TALLINN/LONDON: Experts agreed on Friday that the Russian invasion of Ukraine must lead to a Europe-wide rethink about how it approaches security and its transatlantic relationship with the US.
During a Lennart Meri Conference panel, academics and think-tank analysts joined Baltic prime ministers to discuss how the continent can best adapt and overcome ongoing economic and political crises in a unified manner.
According to the panel, the Russia-Ukraine conflict has posed the biggest test of European unity since the end of the Cold War, but also exposed the hollowness of its defensive capabilities and highlighted the need to bolster its defense industrial capacity.
Europe’s relationship with the US as a result of the conflict was also a key topic on the agenda.
The Prime Minister of Latvia Krisjanis Karins said the conflict in Ukraine and the growing influence of China had brought Europe and the US closer together, with Washington more engaged in European affairs than it was before.
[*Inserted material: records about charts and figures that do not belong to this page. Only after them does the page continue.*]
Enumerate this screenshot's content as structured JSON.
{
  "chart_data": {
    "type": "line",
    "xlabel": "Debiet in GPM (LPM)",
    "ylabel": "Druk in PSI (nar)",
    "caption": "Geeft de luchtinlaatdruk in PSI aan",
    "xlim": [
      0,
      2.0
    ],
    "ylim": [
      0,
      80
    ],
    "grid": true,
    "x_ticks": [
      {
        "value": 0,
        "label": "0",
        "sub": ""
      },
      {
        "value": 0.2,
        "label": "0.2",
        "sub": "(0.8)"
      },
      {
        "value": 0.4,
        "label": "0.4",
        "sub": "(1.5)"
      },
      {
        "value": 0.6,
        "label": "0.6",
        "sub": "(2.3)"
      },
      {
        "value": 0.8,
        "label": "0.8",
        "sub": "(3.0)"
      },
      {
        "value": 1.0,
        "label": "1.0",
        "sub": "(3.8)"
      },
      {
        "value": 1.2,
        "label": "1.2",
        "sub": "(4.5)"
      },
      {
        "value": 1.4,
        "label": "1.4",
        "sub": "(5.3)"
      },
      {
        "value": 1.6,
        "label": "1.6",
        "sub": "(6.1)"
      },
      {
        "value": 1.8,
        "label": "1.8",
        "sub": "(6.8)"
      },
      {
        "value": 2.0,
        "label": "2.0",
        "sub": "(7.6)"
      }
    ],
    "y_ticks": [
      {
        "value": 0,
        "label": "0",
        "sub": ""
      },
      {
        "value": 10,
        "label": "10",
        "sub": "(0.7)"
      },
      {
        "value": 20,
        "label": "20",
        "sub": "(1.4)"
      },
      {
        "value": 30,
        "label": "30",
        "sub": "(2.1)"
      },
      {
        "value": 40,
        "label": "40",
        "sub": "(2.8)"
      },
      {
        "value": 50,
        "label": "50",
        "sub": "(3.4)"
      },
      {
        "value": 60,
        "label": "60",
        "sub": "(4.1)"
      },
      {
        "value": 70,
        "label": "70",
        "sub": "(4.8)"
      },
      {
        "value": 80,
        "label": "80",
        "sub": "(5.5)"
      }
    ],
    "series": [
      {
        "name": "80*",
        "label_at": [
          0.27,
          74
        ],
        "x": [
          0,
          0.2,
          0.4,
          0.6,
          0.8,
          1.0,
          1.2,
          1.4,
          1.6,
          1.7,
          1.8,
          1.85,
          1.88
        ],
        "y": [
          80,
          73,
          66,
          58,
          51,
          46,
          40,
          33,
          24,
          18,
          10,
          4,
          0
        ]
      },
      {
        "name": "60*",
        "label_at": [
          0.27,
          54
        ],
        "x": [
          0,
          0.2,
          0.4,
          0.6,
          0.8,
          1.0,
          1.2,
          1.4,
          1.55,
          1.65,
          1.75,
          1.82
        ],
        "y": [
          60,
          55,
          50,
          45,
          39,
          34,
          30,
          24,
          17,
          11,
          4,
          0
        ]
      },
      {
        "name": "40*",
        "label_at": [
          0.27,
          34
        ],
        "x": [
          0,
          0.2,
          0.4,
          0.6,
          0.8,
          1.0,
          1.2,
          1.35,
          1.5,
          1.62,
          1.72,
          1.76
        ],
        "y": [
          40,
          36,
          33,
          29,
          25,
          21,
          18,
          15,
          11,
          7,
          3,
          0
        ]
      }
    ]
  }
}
He said: “I’ve spent a lot of time thinking about how we can make this relationship stronger, because I’m convinced from the European side it’s in our interest, but equally convinced it’s a big self-interest to the US side.
“We are all starting to come around to the realization that what we have is a full military dependence on the US through NATO; it’s there. The question is: What more can we do to make us a stronger partner for the US? Not to decouple, because we and the US face many challenges.”
Ingrida Simonyte, the prime minister of Lithuania, said the EU was, at its core, a peace project. She added that the conflict in Ukraine had forced the EU and its allies into considering the best ways to defend that hard-earned peace, even if through less-than-peaceful means.
She added: “I don’t want to say we have special (perspective) in the region; we just have a living memory of our past.
“Even for myself, I have (a memory) of 15 years of occupation of Lithuania by the Soviet Union and, for me, never again means never again. I just don’t want to see that happening again.”
Estonian Prime Minister Kaja Kallas said it was vital that Europe and the wider West worked together toward holding those responsible for Russian “crimes of aggression” accountable for their actions.
She said: “Russia must be held accountable. There can be no impunity, no immunity.
“A year ago, it was thought unimaginable that (Vladimir) Putin would be issued an arrest warrant by the ICC (International Criminal Court). Just six months ago, most were not prepared to publicly support the idea of a special tribunal for crimes of aggression. Now we’re at the point of no return.”
Simonyte agreed, saying: “There will be no sustainable peace in Europe if Ukraine falls. Russia will regroup, rearm and come for someone next.
“To avoid this, Russia must be expelled from the territory of Ukraine, bear the costs of its recovery, and the perpetrators of war crimes must be brought to justice.”